There seems to be a problem with understanding how the killing of Michael Brown is about race. This may have something to do with the Time Magazine article by Kareem Abdul-Jabbar a couple weeks ago, in which he spoke about class taking the focal point over race. I keep hearing more and more people say that this is about class.
First of all, I want to state very clearly, that there absolutely is a class problem in the United States, and it is severe. Our current problem of the one percent makes that undeniable. No reasonable person is saying that there isn’t a class problem here. There is. Done. That has been established. No question.
Now here is something we need to get absolutely clear: Class is not why Michael Brown was killed. Here are some more questions I’ve gotten since writing the article on talking about Ferguson last week (see “We Can Talk About Ferguson,” in the August 22 issue).
Black people are lower class, so if we fixed class wouldn’t that fix the race problem?
Black people in this country are poorer than white people.
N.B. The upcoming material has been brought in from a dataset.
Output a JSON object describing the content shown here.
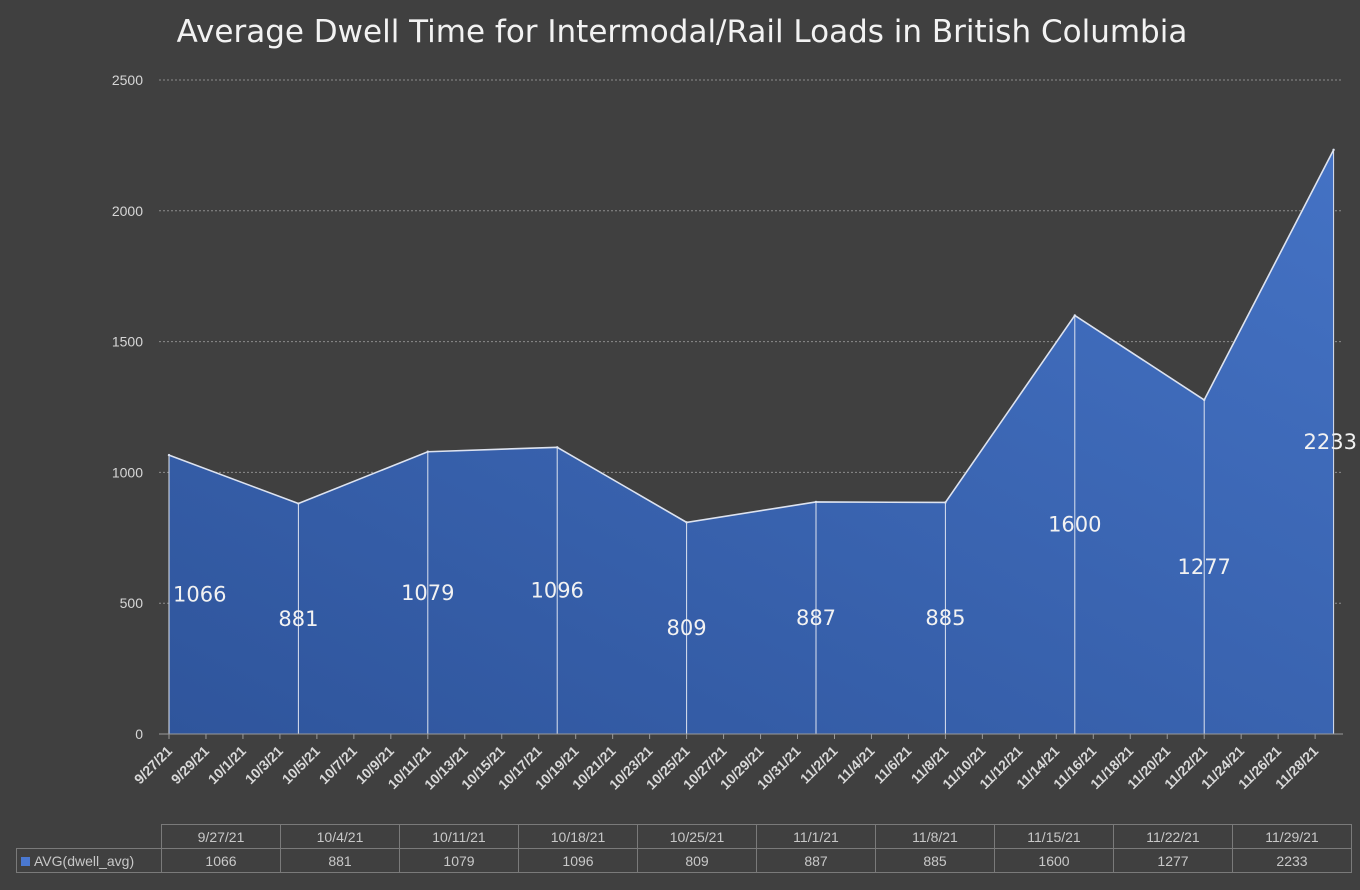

So, yes, that means we are, in strictly general terms, for the sake of this argument, considered lower in class than white people in this country. Everyone knows this. But the root of the problem, the problem being dead black kids in the street, is our color, not our class. Our class is just a symptom.
Class affects everyone. How can it be a symptom?
A friend of mine pointed out to me last week that, strictly in class terms, Nevada cattle rancher Cliven Bundy and his group are lower class than Michael Brown. Every single one of them got to walk away after pointing guns at federal agents, which is considered by some to be slightly more egregious than what Brown had done—walking in the middle of the street. A select few may even frown on that more than the theft of cigarillos.
Class affects everyone, but not everyone equally. For white people class can be the core of the issue, but for black people it is only the surface of something much deeper. Think of knife wounds. From the outside a cut and a stab wound can look identical, but stitches can only fix one of them.
The one percent benefit from all the attention focused on the racial aspects of this particular incident. This approach keeps the 99 percent distracted, dividing themselves into groups instead of coming together.
You’re kinda making it about you.
Let me throw some numbers up real quick.
The first Africans arrived in what would eventually become this country in 1619. As of this writing, that was 395 years ago. Now, here’s the tricky part: The first 246 years of that 395 were spent in chains.
Now, here’s something that happened on June 19, 1865: The slaves were freed.
Unfortunately, here’s something that did not happen on June 20, 1865: The former slave owners gladly handed over a livable wage, a little extra bump in pay to get everyone started off right, a slap on the back, a smile and a heartfelt apology. Then, even though it had taken 246 years to slowly and painstakingly build an infrastructure largely based on slavery, the US government completely rebuilt all of society overnight to welcome its new citizens.